You can see it everywhere these days - neuro this and neuro that. Wherever we look there are adverts for training your brain, neuro-leadership, neuro-coaching, even, I see today, neuro coffee! What are we to make of all this?
On the surface, it's really compelling. We feel that if the word neuro is included then it must be good and we should go for it.
Certainly, neuroscience has made huge discoveries in the last thirty years or so, especially since the development of imaging technology made it possible to see which bits of the brain are activated by certain activities and even thoughts. This can be seen by imaging where blood flow goes in the living brain.
Yet there is an odd phenomenon going on alongside all this. There has even been a research paper written about it, by the title of 'Deconstructing the seductive allure of neuroscience explanations', which suggests that we are more likely to believe an assertion if it's in the context of the word neuro or neuroscience.
So there have arisen a number of 'neuro myths' - for example, that the right side of the brain deals with creativity and the left with analytic thought. It's much more complicated than that, and in fact, both sides do both, in different areas. Then there is the thought that excessive screen use leads to 'internet junkies' because it stimulates dopamine release, which is involved in the development of addiction - again there is much more to it.

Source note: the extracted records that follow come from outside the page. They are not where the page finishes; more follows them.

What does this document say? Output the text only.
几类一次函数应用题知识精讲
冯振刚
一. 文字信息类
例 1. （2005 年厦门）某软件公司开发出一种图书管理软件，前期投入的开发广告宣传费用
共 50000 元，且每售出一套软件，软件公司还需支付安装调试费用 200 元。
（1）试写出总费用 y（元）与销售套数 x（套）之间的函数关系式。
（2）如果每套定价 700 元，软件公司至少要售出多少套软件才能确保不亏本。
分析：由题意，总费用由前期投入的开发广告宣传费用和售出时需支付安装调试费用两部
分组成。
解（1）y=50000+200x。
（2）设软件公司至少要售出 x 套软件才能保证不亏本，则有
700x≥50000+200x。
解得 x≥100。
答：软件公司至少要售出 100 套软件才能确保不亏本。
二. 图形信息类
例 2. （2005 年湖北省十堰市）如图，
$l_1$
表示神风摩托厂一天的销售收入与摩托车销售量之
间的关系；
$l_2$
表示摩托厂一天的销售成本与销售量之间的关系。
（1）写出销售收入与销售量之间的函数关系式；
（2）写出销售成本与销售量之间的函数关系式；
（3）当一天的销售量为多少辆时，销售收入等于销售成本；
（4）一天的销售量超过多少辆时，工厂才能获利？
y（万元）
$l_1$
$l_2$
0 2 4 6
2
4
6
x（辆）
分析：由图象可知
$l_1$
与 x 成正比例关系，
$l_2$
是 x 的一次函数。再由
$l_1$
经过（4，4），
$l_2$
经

And we still hear the old chestnut about the triune brain: we have, so the story goes, three brains of different evolutionary age. The reptile brain was supposed to come first, covering instinctive and automatic functions, then the mammalian brain which handles emotion, and finally the superior neocortex which is where our higher functions reside, such as reason, judgment, decisions.
Nope. It seems that is not substantiated by modern research either! Shame, as it's an appealing thought!
However there is much useful learning and application to be gained from rigorous and reputable neuroscience, and to that end, I refer you to Dr Sarah Mackay's work at the Neuroscience Academy, which I'm happy to say I have just joined. But you don't have to join up: there is lots of excellent free content and regular tips that you can access on her blog.
Meanwhile, if any of the following factors apply to something excitingly neuro that you come across, test it with the following thoughts:
Does it refer to neuro or brain science merely in passing or has it something reputable and referenced to say? Who wrote it? Are they truly independent? Does it sound too good to be true? e.g. The one true cure for Alzheimer's disease?
Coaching certainly looks at many of the same areas as neuroscience, as it is essentially concerned with changing behaviour and perception. Just to be clear: this translates to physical changes in the brain. So if we are referring to or using neuroscience we'd better be sure we're doing it right.
Because what's more important than to take good care of your own brain? Not very much!